6 Reasons I Hated Formula Feeding and Would Never Do It Again
Hmm. How shall I say this? I should probably put on some sort of protective armour before making this confession -- but here we go: I hated formula feeding. HATED it. Despised it. (There. It’s said)
But once I’d started my breastmilk dried up so I had little choice but to stick with it.
I'm totally aware that telling the world that formula feeding just wasn't for me will probably result in my being called a nazi, but I'm willing to do it, because this needs to be said.
When I had my son two years ago, I had every intention of formula feeding him exclusively. He took to the bottle fine and, as my milk came in and then dried up, I told myself a thousand times “I can do this” and swore to stay with it even though my breasts felt engorged with milk.
But then when it consumed my life and made me even more tired and low than I already was, I realized that formula feeding was never going to be my cup of tea.
By that time it would have been so much work to relactate so I didn’t. If I ever have another child I’ll breastfeed from the beginning and ditch the bottles without hesitation.
I’ll reiterate: I hated formula feeding.

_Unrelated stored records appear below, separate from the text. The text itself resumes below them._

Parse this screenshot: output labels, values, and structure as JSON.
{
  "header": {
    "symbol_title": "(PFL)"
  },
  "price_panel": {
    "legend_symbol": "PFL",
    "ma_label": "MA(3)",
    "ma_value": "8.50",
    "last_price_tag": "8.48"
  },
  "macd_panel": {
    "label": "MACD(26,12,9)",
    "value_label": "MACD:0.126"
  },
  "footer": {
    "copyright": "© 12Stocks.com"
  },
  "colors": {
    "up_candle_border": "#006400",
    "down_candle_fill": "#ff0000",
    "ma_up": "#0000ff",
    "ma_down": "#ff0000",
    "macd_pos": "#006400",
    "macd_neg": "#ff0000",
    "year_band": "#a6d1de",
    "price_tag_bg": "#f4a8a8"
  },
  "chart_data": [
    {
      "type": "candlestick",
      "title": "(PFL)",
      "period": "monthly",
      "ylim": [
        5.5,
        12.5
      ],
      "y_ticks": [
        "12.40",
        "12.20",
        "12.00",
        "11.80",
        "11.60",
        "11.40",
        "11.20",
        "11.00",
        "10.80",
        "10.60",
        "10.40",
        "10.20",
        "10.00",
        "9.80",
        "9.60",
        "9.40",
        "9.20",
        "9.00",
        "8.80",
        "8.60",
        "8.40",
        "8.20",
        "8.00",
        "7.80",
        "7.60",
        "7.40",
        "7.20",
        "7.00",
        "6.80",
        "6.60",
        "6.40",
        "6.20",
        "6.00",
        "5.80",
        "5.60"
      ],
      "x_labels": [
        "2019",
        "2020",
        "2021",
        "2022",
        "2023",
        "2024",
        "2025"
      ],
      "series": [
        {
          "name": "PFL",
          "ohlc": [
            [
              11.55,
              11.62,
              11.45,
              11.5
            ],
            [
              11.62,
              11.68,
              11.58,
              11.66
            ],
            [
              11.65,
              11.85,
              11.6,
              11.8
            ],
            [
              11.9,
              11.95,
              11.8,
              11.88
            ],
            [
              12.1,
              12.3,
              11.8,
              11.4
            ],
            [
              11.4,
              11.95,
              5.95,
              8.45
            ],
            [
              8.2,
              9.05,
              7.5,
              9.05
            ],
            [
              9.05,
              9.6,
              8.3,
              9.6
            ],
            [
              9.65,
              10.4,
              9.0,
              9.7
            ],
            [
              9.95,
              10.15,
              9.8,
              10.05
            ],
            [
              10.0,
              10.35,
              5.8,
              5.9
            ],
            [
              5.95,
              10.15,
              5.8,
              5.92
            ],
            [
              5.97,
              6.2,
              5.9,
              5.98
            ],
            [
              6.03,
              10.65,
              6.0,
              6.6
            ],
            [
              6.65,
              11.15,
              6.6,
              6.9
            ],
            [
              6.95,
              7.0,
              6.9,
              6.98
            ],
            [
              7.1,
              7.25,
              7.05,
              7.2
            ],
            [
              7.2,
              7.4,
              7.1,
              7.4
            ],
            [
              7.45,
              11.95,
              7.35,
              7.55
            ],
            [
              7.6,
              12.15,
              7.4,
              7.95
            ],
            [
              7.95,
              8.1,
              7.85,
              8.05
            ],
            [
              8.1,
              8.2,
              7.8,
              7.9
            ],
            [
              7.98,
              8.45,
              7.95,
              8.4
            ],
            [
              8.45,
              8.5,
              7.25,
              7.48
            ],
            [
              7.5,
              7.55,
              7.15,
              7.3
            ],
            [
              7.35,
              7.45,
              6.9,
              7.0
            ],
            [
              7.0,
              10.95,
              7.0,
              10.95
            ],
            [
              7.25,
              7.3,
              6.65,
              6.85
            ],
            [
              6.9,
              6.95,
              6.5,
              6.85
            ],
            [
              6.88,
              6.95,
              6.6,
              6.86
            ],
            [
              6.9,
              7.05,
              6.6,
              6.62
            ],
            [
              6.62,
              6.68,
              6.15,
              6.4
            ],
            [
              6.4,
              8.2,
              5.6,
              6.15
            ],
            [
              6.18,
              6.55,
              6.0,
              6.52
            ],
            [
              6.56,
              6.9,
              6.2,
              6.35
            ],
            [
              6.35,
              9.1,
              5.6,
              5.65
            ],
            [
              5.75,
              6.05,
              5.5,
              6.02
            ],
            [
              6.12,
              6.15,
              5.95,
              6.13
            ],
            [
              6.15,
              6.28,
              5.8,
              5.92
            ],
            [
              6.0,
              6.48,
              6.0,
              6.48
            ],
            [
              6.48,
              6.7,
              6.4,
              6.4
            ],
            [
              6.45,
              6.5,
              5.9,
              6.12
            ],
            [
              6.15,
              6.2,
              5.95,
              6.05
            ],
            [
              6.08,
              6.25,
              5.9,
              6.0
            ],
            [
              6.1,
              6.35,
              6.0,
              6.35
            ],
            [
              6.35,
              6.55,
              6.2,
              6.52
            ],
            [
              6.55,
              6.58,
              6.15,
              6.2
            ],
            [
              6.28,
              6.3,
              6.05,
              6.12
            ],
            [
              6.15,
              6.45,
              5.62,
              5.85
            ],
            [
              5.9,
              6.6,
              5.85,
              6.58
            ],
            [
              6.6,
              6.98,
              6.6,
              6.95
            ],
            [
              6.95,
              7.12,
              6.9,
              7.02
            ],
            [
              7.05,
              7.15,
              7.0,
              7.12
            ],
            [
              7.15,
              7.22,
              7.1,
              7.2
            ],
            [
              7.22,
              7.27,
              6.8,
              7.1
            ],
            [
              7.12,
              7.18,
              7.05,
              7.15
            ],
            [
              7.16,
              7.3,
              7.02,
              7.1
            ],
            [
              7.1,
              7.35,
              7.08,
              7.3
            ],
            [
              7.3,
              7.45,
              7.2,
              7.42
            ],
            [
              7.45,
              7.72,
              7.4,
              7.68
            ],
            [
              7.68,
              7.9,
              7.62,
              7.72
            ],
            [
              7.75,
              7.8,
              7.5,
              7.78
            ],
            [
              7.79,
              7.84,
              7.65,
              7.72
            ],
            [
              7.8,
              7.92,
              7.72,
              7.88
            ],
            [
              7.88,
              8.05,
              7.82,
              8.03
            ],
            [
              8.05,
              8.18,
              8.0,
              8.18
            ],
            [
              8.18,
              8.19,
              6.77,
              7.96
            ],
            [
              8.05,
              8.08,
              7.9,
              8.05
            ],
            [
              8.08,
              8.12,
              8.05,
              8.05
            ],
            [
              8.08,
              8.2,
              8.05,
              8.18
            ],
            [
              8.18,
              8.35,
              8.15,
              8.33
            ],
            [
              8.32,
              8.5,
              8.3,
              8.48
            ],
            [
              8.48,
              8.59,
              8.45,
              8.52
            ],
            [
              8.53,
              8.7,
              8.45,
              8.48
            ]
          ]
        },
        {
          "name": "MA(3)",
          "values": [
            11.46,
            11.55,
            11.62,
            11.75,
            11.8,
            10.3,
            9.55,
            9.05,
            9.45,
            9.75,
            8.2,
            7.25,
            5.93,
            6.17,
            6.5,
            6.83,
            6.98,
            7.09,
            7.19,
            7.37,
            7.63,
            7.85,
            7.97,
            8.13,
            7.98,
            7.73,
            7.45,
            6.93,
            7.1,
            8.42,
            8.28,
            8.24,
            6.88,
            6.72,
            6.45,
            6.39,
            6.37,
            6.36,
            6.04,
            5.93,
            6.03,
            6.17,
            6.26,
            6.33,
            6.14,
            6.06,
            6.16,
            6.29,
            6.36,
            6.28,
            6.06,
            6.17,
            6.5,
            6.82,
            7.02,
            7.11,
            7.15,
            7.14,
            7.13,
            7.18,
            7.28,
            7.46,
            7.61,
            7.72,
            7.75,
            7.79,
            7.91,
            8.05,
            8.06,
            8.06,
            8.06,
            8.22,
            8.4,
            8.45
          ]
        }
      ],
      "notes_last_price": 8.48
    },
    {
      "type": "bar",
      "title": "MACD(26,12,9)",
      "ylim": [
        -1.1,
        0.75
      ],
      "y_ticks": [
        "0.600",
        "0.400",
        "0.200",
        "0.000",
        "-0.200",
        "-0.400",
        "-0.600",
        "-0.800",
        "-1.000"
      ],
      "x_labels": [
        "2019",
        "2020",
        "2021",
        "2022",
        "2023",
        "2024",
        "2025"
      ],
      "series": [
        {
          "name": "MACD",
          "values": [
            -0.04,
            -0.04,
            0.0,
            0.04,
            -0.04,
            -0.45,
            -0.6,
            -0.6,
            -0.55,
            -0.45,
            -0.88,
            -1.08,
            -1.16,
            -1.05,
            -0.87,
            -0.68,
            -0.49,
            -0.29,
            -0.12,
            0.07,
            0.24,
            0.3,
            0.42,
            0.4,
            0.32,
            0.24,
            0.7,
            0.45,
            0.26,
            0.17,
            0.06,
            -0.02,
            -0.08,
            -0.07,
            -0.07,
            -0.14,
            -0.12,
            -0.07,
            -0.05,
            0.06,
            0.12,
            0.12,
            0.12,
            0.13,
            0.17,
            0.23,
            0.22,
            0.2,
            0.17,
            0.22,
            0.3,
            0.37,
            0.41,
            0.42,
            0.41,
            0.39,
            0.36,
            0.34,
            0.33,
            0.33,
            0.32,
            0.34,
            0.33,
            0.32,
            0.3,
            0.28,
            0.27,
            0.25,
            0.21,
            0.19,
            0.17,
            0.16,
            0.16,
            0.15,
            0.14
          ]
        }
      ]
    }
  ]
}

And here are a few reasons why.
1. It's all I did -- OMG. Those bottles needed constant washing and sterilising and then, because formula milk isn’t sterile, I had to make up one bottle at a time making sure that the water was hot enough before waiting for the milk to cool down. As soon as the novelty wore off for family and friends it turned out that I was giving that baby all its feeds anyway and by the time I was done I had to wash up and sterilise again, not to mention all the washing I had to do because everything was covered in formula puke.
2. I needed sleep -- Not being able to safely co-sleep because it’s not recommended for formula feeders really took its toll on my overall well being. My husband helped with some of the night feeds until he had to go back to work and then I had to get up every damn night, make the bottle, and then listen to the baby cry while it cooled down.
3. It hurt like the baby like hell -- I have always been jealous of those mums whose newborns can bottlefeed with no discomfort or pain. Mine wasn't one of them. I spent a fortune on different bottles and medicines to try to alleviate the trapped wind and I was constantly burping him, which often made him vomit.
4. My baby was too full – Physiologically, all babies are surprisingly similar, born with tiny stomachs, but because my baby’s stomach was stretched with formula as soon as he was born he got used to taking massive meals infrequently. He was very sleepy in demeanor because he was constantly trying to digest foreign enzymes.
5. It made it hard to go out – Almost all my friends formula fed so I knew I’d fit in with the crowd, but what I didn’t realise was just how much stuff I’d need to take with me when I wanted to go out with my baby: clean bottles, formula powder, heated water in a flask. And if I ran out of milk while I was out or he vommed it all up I’d have to go back home. Sometimes I bought ready-made formula to make it more convenient, but it costs a bomb.
6. I wanted my body to be used for its natural purpose -- I know it might sound weird, but after being pregnant for nine months, I felt a physical bond with my baby that I wish I’d continued. People who breastfeed tell me that the closeness is something really special and that it turns out that boobs can be for babies and for sex. Who knew?!